A Brief Introduction to the RDFox Server Directory
Nick Form

All usage of RDFox, whether via its built-in shell, REST API, or Java library, involves an RDFox server. In turn, whenever there is an RDFox server there is an RDFox server directory — a filesystem location containing any settings and data the user wishes to persist to the next session. To help developers, architects and operators working with RDFox to get comfortable with managing server directories, this article will describe how and when they are used, give details on the process for initializing new directories, and briefly touch on some key operational considerations.

What is the RDFox Server Directory?

Although RDFox is a main memory data store, it can be configured to persist data to disk for easier restarts and for use in online transaction processing (OLTP) settings. When persistence is enabled, the RDFox server saves the data, along with the corresponding access control settings, to its server directory. The server directory also acts as the default location for the RDFox license key and the default base directory for API log files written by the server. To safely and securely manage an RDFox server configured for persistence, it is important to understand the basics of server directories, including how to initialize, secure, back-up and eventually destroy them.

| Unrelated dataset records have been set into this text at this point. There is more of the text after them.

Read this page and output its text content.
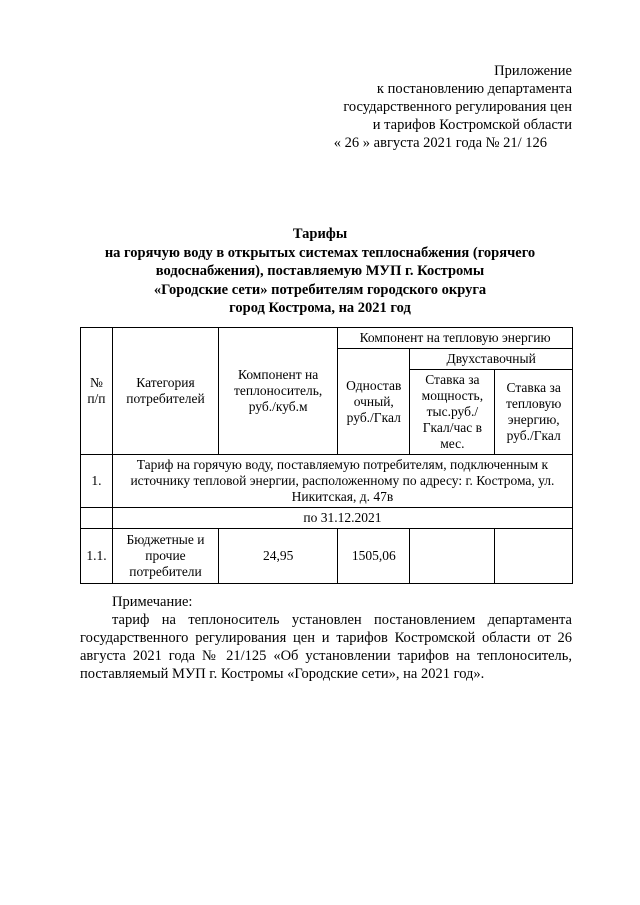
Приложение
к постановлению департамента
государственного регулирования цен
и тарифов Костромской области
« 26 » августа 2021 года № 21/ 126
Тарифы
на горячую воду в открытых системах теплоснабжения (горячего
водоснабжения), поставляемую МУП г. Костромы
«Городские сети» потребителям городского округа
город Кострома, на 2021 год
№ п/п	Категория потребителей	Компонент на теплоноситель, руб./куб.м	Компонент на тепловую энергию		
			Одностав очный, руб./Гкал	Двухставочный	
				Ставка за мощность, тыс.руб./ Гкал/час в мес.	Ставка за тепловую энергию, руб./Гкал
1.	Тариф на горячую воду, поставляемую потребителям, подключенным к источнику тепловой энергии, расположенному по адресу: г. Кострома, ул. Никитская, д. 47в				
	по 31.12.2021				
1.1.	Бюджетные и прочие потребители	24,95	1505,06		
Примечание:
тариф на теплоноситель установлен постановлением департамента государственного регулирования цен и тарифов Костромской области от 26 августа 2021 года № 21/125 «Об установлении тарифов на теплоноситель, поставляемый МУП г. Костромы «Городские сети», на 2021 год».
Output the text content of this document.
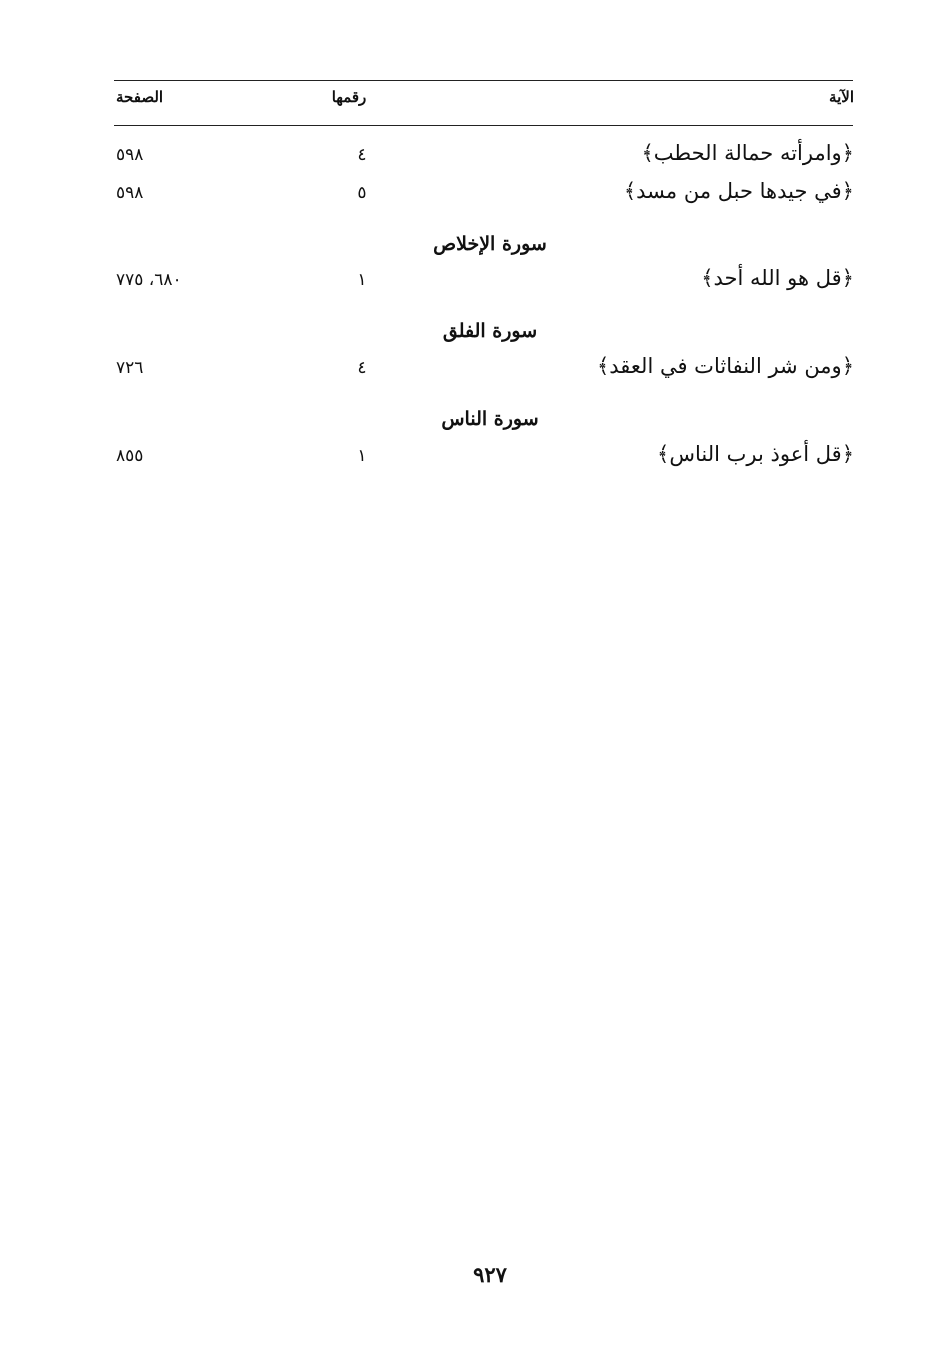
الآية
رقمها
الصفحة
﴿وامرأته حمالة الحطب﴾
٤
٥٩٨
﴿في جيدها حبل من مسد﴾
٥
٥٩٨
سورة الإخلاص
﴿قل هو الله أحد﴾
١
٦٨٠، ٧٧٥
سورة الفلق
﴿ومن شر النفاثات في العقد﴾
٤
٧٢٦
سورة الناس
﴿قل أعوذ برب الناس﴾
١
٨٥٥
٩٢٧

Before we go any further, it’s worth mentioning that not all configurations of RDFox use the server directory. If you are running with persistence disabled (an in-memory only setup), providing the license key explicitly and have not enabled API logging, you can safely use RDFox with no knowledge of the server directory. Just save the link to this article in case things change later on and then you are free to stop reading here!

Server Directory Basics

The path to the server directory is determined at server start-up by the server-directory parameter. If not specified, the default value is used. This is a location within the user’s home directory whose exact value depends on which operating system RDFox is running on (see the documentation for details). When persistence is enabled (as controlled by the persist-roles and persist-ds parameters), the RDFox server requires exclusive access to the configured server directory. It ensures this by locking the directory at startup and maintaining the lock until shutdown, thus preventing any other RDFox servers from concurrently using the same server directory.

Initializing an RDFox Server Directory

The first stage in the life cycle of an RDFox server directory is initialization. An RDFox server directory is initialized when the first role is created within a server configured to persist roles to the given directory. The first role is granted privileges that give it full control of the server, including the ability to create data stores, create other roles and to grant privileges to other roles. Because this role is being created, its name and password must be available during the initialization step. Once the server directory is initialized however, it is possible to restart the server without requiring a role name or password (for example using the daemon mode of the RDFox executable).

Initialization can be achieved with any of the deployment configurations supported by RDFox, namely:

  • the RDFox executable (including inside the official Docker images for RDFox)
  • Java programs written against the JRDFox API
  • programs written in any language that can call the (currently experimental) C APIs to RDFox

Once initialized, all server directories are equal in the eyes of RDFox. That is, a directory initialized using a Java program is indistinguishable from one initialized by the RDFox executable. This makes it possible to, for instance, load a server directory initially created by a JRDFox app into the RDFox executable in order to interrogate it with the RDFox shell.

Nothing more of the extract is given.